Oireachtas Joint and Select Committees

Wednesday, 16 May 2018

Committee on Budgetary Oversight

Corporation Tax Regime: Discussion

2:00 pm

Mr. Seamus Coffey:

As for whether the research and development tax credit is worth it, one can look at the figures objectively but the view one forms is up to the individual.

Approximately, €800 million was claimed through the credit each year for the past several years. This means there is research and development activity of approximately €3.2 billion. The rules specify this must take place in Ireland. It is a significant activity. The Department's analysis suggests that 40% of that would have happened anyway. Accordingly, 60% of that research and development activity is additional or new, meaning one is looking at around €1.8 billion to €2 billion of activity taking place, which it is argued is the result of the tax credit. We are offering a tax credit of €800 million to get a €2 billion increase in activity. One then has to work through to determine who is benefitting from that, the impact on employment, wages, spending in the economy and the Exchequer. If the €2 billion is the starting point, it would suggest that it is worth it. However, that is a subjective view. One would have to look at the overall impact of research and development tax credit on the economy.

As regards the concentration risks and whether the Department is doing enough, it has highlighted it. Its annual tax report for 2017 has an extensive section on corporation tax and highlights the risks involved. While this is identified as being a risk, getting all this money is a positive. How does one mitigate against the risk? Do we want these companies to pay less tax? I assume we would like to get the receipts as long as we can. However, we should be building into our macro and fiscal policies that these receipts may not be sustainable into the long term.

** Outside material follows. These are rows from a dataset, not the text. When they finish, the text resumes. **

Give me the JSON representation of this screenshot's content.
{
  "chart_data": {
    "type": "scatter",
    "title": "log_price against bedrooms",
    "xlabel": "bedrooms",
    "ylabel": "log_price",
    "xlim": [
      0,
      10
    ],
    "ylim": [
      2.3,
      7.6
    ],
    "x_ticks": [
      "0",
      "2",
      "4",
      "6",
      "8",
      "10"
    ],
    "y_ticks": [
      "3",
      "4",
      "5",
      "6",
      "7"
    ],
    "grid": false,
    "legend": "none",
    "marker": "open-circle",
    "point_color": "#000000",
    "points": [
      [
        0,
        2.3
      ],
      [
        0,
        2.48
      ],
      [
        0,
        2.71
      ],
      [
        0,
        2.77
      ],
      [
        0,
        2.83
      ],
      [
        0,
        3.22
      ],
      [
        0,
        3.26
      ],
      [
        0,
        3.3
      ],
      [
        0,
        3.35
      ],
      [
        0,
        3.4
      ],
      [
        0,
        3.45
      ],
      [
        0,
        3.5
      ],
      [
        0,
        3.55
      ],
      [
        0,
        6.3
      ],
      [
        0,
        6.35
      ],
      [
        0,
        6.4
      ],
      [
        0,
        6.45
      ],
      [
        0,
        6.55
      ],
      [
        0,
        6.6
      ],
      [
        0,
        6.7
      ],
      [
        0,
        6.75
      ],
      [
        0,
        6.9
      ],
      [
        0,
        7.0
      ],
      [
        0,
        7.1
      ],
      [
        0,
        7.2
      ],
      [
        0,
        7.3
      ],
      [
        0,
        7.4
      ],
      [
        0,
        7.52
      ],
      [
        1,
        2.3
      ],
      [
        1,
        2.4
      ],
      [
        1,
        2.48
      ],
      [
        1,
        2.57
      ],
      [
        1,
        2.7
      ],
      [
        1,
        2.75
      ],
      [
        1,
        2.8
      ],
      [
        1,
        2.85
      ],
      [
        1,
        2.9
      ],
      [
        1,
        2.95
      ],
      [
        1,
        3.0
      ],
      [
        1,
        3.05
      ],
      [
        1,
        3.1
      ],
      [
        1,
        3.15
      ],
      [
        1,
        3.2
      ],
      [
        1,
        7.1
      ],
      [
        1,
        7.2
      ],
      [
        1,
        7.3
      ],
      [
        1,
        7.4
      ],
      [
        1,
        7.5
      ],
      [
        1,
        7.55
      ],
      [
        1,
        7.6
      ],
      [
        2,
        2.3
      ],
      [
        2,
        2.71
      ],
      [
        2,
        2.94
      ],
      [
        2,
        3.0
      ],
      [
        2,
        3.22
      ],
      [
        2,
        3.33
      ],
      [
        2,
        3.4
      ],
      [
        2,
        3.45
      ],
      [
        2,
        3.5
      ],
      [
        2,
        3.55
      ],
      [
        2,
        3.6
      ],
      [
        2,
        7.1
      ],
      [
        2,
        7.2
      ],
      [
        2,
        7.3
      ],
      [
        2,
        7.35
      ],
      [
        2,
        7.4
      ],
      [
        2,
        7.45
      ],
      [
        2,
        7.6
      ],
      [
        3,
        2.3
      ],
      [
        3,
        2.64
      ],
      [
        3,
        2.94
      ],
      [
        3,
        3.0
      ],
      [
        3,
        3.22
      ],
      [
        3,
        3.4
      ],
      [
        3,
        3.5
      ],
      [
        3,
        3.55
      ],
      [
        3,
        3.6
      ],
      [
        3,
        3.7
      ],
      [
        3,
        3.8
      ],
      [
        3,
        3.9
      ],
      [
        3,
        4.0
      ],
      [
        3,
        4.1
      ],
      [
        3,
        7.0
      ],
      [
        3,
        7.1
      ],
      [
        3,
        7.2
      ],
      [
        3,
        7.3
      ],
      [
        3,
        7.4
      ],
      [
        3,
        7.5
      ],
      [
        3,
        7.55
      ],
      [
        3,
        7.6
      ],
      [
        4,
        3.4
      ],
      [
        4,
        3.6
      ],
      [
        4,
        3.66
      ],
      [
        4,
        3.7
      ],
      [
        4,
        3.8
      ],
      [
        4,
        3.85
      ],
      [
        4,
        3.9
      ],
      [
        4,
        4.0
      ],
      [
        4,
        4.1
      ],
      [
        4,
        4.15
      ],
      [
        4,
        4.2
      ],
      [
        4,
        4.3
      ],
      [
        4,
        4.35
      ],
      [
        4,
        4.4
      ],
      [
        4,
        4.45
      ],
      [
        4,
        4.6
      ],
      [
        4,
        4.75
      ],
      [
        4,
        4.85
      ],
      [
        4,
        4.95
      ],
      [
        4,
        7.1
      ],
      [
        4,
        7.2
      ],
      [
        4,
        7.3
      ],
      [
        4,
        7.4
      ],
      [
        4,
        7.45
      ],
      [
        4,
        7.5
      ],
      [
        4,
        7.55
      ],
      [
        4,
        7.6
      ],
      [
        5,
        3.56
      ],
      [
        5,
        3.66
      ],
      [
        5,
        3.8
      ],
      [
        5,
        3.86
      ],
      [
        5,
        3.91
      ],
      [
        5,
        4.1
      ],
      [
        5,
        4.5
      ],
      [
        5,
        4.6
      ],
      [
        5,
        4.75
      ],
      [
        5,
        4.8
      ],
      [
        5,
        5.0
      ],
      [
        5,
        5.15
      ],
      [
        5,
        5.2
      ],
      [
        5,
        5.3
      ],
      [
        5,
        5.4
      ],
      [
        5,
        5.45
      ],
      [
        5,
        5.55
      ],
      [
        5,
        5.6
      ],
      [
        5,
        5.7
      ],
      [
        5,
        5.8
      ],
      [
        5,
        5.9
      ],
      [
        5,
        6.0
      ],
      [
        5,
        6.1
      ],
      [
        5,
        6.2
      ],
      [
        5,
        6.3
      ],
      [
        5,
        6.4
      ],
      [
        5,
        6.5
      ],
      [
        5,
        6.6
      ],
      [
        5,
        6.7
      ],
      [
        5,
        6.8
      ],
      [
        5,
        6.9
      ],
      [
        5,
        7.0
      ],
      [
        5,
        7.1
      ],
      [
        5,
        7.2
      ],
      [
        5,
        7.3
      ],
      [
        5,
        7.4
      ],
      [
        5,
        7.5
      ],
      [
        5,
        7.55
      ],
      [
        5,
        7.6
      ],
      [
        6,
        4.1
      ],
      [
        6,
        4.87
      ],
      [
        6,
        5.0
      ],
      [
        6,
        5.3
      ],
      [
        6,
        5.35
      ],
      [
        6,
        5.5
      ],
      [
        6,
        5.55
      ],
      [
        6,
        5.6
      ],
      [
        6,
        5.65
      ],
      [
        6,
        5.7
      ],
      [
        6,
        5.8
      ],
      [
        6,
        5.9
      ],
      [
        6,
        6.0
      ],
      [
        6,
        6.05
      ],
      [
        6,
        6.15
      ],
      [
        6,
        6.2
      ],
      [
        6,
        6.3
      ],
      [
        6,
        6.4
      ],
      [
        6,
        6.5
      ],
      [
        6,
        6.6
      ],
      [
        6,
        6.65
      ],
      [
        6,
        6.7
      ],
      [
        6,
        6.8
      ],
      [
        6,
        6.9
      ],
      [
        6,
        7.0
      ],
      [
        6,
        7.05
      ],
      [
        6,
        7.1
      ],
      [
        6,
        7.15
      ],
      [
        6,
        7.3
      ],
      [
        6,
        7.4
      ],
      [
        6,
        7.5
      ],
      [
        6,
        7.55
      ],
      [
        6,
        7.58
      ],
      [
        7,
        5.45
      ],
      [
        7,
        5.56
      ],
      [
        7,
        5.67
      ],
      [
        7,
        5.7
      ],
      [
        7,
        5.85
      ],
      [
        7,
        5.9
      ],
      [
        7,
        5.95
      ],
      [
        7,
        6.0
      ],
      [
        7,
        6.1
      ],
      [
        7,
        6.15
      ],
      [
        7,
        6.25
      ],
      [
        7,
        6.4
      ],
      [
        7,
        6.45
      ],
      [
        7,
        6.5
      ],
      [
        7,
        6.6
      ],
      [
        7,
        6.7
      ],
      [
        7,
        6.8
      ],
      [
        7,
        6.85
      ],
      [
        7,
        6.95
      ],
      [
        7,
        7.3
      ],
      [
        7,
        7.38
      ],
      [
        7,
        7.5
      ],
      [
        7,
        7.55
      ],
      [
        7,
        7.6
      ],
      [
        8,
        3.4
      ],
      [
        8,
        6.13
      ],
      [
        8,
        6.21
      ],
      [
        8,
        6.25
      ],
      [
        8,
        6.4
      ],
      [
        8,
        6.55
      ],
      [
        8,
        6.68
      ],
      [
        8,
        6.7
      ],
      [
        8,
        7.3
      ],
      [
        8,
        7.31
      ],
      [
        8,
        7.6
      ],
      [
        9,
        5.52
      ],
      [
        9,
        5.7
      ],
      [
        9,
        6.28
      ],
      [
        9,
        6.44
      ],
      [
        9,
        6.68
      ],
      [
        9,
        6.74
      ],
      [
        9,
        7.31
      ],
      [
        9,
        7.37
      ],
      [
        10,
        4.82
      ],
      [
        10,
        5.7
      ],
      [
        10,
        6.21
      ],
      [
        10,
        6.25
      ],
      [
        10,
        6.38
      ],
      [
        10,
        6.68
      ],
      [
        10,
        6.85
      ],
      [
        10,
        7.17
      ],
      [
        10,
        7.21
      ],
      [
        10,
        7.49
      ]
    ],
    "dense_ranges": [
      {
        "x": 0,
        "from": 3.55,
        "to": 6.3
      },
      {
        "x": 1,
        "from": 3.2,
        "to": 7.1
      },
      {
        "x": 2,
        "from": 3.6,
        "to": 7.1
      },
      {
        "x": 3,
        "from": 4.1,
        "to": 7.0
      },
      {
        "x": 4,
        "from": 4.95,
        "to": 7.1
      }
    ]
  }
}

I am not necessarily sure it is a risk that one wants actively to do something to mitigate. It should, however, be kept in mind regarding policies elsewhere. Accordingly, spending on tax changes introduced should have built in some space to allow for corporation tax receipts to change.

It is well identified and various bodies have pointed to the concentration of risk. The Revenue Commissioners are to be commended on providing this information. It ensures the scale of the problem is known and the caution which should be exercised should spread wider than just among the people in this room.